Quality of Life From Canadian Cancer Trials Group MA.17R: A Randomized Trial of Extending Adjuvant Letrozole to 10 Years

Julie Lemieux, Michael D Brundage, Wendy R Parulekar, Paul E Goss, James N Ingle, Kathleen I Pritchard, Paul Celano, Hyman Muss, Julie Gralow, Kathrin Strasser-Weippl, Kate Whelan, Dongsheng Tu, Timothy J Whelan, Julie Lemieux, Michael D Brundage, Wendy R Parulekar, Paul E Goss, James N Ingle, Kathleen I Pritchard, Paul Celano, Hyman Muss, Julie Gralow, Kathrin Strasser-Weippl, Kate Whelan, Dongsheng Tu, Timothy J Whelan

Abstract

Purpose MA.17R was a Canadian Cancer Trials Group-led phase III randomized controlled trial comparing letrozole to placebo after 5 years of aromatase inhibitor as adjuvant therapy for hormone receptor-positive breast cancer. Quality of life (QOL) was a secondary outcome measure of the study, and here, we report the results of these analyses. Methods QOL was measured using the Short Form-36 (SF-36; two summary scores and eight domains) and menopause-specific QOL (MENQOL; four symptom domains) at baseline and every 12 months up to 60 months. QOL assessment was mandatory for Canadian Cancer Trials Group centers but optional for centers in other groups. Mean change scores from baseline were calculated. Results One thousand nine hundred eighteen women were randomly assigned, and 1,428 women completed the baseline QOL assessment. Compliance with QOL measures was > 85%. Baseline summary scores for the SF-36 physical component summary (47.5 for letrozole and 47.9 for placebo) and mental component summary (55.5 for letrozole and 54.8 for placebo) were close to the population norms of 50. No differences were seen between groups in mean change scores for the SF-36 physical and mental component summaries and the other eight QOL domains except for the role-physical subscale. No difference was found in any of the four domains of the MENQOL Conclusion No clinically significant differences were seen in overall QOL measured by the SF-36 summary measures and MENQOL between the letrozole and placebo groups. The data indicate that continuation of aromatase inhibitor therapy after 5 years of prior treatment in the trial population was not associated with a deterioration of overall QOL.
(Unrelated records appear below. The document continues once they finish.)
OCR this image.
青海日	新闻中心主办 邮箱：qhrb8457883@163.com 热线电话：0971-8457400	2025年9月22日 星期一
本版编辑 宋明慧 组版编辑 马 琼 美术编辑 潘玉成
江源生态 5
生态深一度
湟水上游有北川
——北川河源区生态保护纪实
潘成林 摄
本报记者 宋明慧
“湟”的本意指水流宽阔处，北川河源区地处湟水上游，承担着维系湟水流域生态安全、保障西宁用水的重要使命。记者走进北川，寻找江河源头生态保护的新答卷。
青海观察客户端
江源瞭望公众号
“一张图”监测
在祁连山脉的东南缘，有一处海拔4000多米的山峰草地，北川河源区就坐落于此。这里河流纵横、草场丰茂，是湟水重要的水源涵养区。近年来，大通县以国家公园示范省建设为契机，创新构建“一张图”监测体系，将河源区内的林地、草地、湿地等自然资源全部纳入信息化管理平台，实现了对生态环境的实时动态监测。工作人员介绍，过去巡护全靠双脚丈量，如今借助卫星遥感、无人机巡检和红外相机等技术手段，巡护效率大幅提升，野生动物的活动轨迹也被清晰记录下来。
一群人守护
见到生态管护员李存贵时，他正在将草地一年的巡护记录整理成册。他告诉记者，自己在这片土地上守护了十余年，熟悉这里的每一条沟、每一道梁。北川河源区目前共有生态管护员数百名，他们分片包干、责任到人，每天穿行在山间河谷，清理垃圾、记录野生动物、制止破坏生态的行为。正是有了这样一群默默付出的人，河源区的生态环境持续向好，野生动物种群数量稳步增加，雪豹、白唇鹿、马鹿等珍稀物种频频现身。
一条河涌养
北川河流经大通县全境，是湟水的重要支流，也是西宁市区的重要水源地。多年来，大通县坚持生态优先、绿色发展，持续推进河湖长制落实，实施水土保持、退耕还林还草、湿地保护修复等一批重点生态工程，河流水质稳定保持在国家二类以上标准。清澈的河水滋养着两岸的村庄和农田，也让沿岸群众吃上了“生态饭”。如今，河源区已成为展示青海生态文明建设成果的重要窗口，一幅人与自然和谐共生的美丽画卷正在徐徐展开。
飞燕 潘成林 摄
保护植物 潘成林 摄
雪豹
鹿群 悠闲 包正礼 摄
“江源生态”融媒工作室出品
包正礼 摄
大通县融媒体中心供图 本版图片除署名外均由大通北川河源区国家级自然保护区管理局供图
Trial registration: ClinicalTrials.gov NCT00754845.

Figures

Fig 1.
Fig 1.
Quality of life (QOL) of letrozole (LET) versus placebo (PLA). (A) Short Form-36 (SF-36) physical component summary. Time, P < .001; treatment group, P = .18. (B) SF-36 mental summary component. Time, P < .001; treatment group, P = .12. (C) SF-36 role-physical. Time, P < .001; treatment group, P = .009. (D) SF-36 bodily pain. Time, P < .001; interaction P = .03; P ≥ .05 at each time point. (E) SF-36 role-emotional. Time, P < .001; interaction P = .03; P ≥ .05 at each time point except at month 60, where P = .01. (F) Menopause-specific QOL (MENQOL) vasomotor domain. Time, P < .001; treatment group, P = .87. (G) MENQOL sexual domain. Time, P < .001; treatment group, P = .22.
Fig 2.
Fig 2.
(A) Response analysis of SF-36 based on a 5-point difference. P values all nonsignificant except for SF-36 physical summary (P = 0.05) and SF-36 bodily pain (P = 0.005) subscales. (B) Response analysis of MENQOL based on a 0.5-point difference. P values all non-significant except for MENQOL vasomotor (P = 0.03). (*) Statistically significant differences.
Fig 3.
Fig 3.
Selected quality of life (QOL) subscales by age group. (A) Short Form-36 (SF-36) physical functioning. (B) SF-36 bodily pain. (C) Menopause-specific quality of life (MENQOL) vasomotor domain. (D) MENQOL sexual domain.
Fig A1.
Fig A1.
CONSORT flow diagram. LET, letrozole; PLAC, placebo.